On topic, I really don't think they can make this into a movie, there's just...too much stuff, to force so many chapters into a two hour movie will be hard, remaking a book into a film is one thing...but remaking an entire ongoing series is another.
Maybe they should just stop the movie at you know when everyone says it goes downhill, and have a second movie pick up afterwards and completely change a lot of things?
I love Death Note, a great concept!
I love the original films and I think an American adaptation is a great idea :D
I'd rather see Death Note be made into a TV series à la Game of Thrones.
@The Stegman said:
Way to reply to a concealed spoiler by then revealing said spoiler. Jeez...
I have a 2009 draft of an American version, so this has been in development for a while. It's not a Shane Black script, though
It would be really hard for someone to make Death Note into a Movie. Maybe a miniseries or something but for film you would need at least 2.
I love me some Death Note and it would be interesting to see a Western take on it.
I agree with everyone who says that the last arc of Death Note is notably worse than the rest of the series.

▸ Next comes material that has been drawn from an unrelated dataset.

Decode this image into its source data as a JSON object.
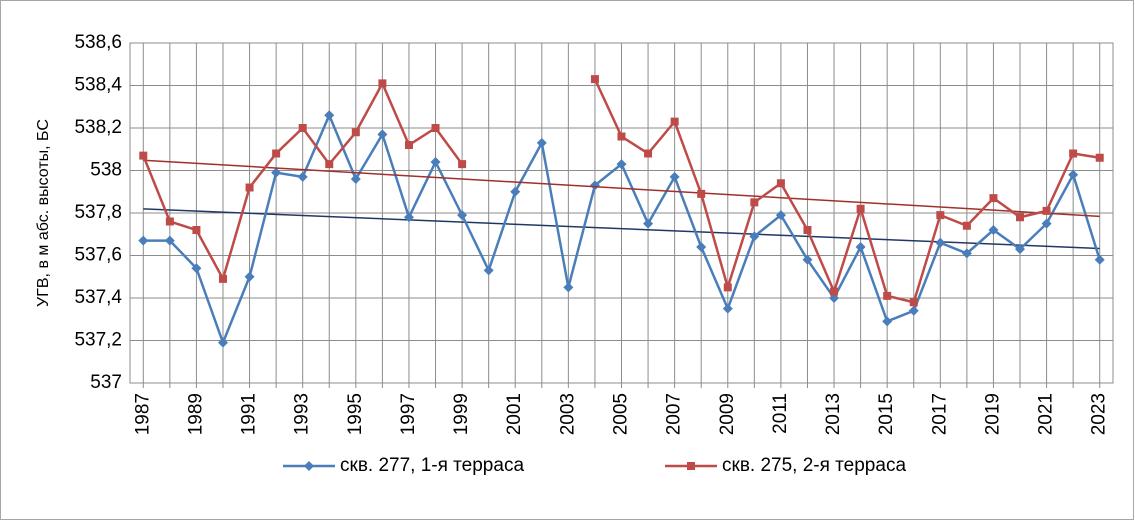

That being said, I still have no idea how this would ever work in a way that would be both palpable to mainstream western audiences and in any way faithful to the source material. Then again, maybe that's just me being a snob.
I PREDICT WHITEWASH!!
I used to really like Death Note, until the damn fandoms descended on it like a back of vultures and everyone started cosplaying as L. Then I kinda became ashamed of liking it, it was the only anime I could really get into, the themes and the premise had me hooked! I should finish watching it one day.
It is one of the few anime shows I watched. It's okay but it thinks it is a lot smarter than what it actually is.
It's a very good concept, but a lot would need to be changed to make it less Japanese, and less anime.
If its done correctly, it definitely could be huge. I personally don't really like anime that much, but I was fascinated and captivated by the original show. It has that addictive potential, which I rarely come across.
death note isn't close to being girl with the dragon tattoo..... and I dont want another death note movie
I thought the anime was okay, but I didn't really like the live-action movie. Would care less either way.
I could never get into Death Note but if by honor the source material they mean adapt it so that it's themes and points get across to a more western audience as opposed to slavishly adhering to every event and quirk from the source material then I'd be more then willing to give it another go.
I would love to see Shane Black successfully bring Death Note to a wider audience. It's already pretty well equipped to do so; it's literally the last anime I've seen that was any good at all (and it was very good). Most anime nowadays falls back too harshly on Moe shit, terrible/derivative character designs, the same dozen or so expressions in ALL Shonen Jump adaptations, and the same derivative archetypes who don't speak like normal people, instead falling back on the same expressions all of those archetypes do. Death Note suffers from none of these; the people were multi-dimensional and spoke like actual human beings. And Light Yagami was a fantastic hero; you're really with him for a good chunk of things, even as he slips more and more to the "Dark Side" as things go on.
Good luck Shane Black. I wanna see an Americanized Death Note. Just make sure you don't cut out the gods of death. Ryuk will no doubt need to be redesigned and get a different name, but you still need that chilling visage in some form.
I thought the anime and live-action versions versions were good, but I'm still neutral about the remake, though.
@vinsanityv22: Your entire statement has been spot-on. There are a few anime shows released in the past generation that end up breaking the mold like Death Note did back then. The franchise's concept is still intriguing to me.